Suatu ketika, hati ayah sedang riang-riangnya. Ia menang main gaple tadi malam di pos ronda. Ayahnya menjanjikan akan membelikan Lara dan Sinar mainan baru di toko Bahagia. Sinar berlari berjungkat-jungkit sambil memegang tangan ayah, sementara Lara mengikuti di belakang bayangan mereka berdua. Sesampainya di toko, Lara melihat boneka barbie kecil seperti yang dimiliki tetangganya Riak, dan menunjuk-nunjuk boneka itu. Tapi ayah tidak melihatnya, karena Sinar tengah menarik tangan ayah untuk meraih mainan mobil polisi yang bersinar-sinar dan bisa mengeluarkan bunyi sirine.
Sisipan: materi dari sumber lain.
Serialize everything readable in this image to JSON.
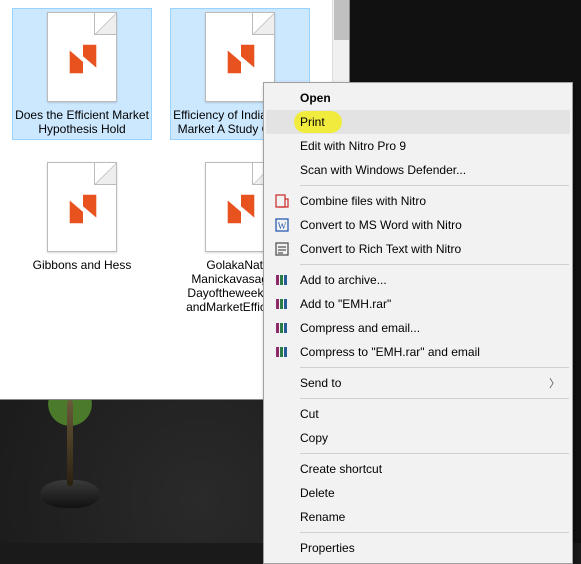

Ayah kemudian berbicara dengan Asep, si penjaga toko untuk mengambilkan mainan mobil itu. Mata Sinar terang-benderang, memegangi mainannya erat-erat.
Melihat Sinar, ayah tersenyum dan mengelus kepala Sinar dengan lembut, sambil berkata, “Biar besok-besok kamu bisa jadi polisi ya, Nar. Biar banyak uangmu.”
Ayah kemudian berbalik dan melihat ke arah Lara, dan berkata kepada Asep, “Sep, apa saja yang murah kembalian dari mobil-mobilan tadi.”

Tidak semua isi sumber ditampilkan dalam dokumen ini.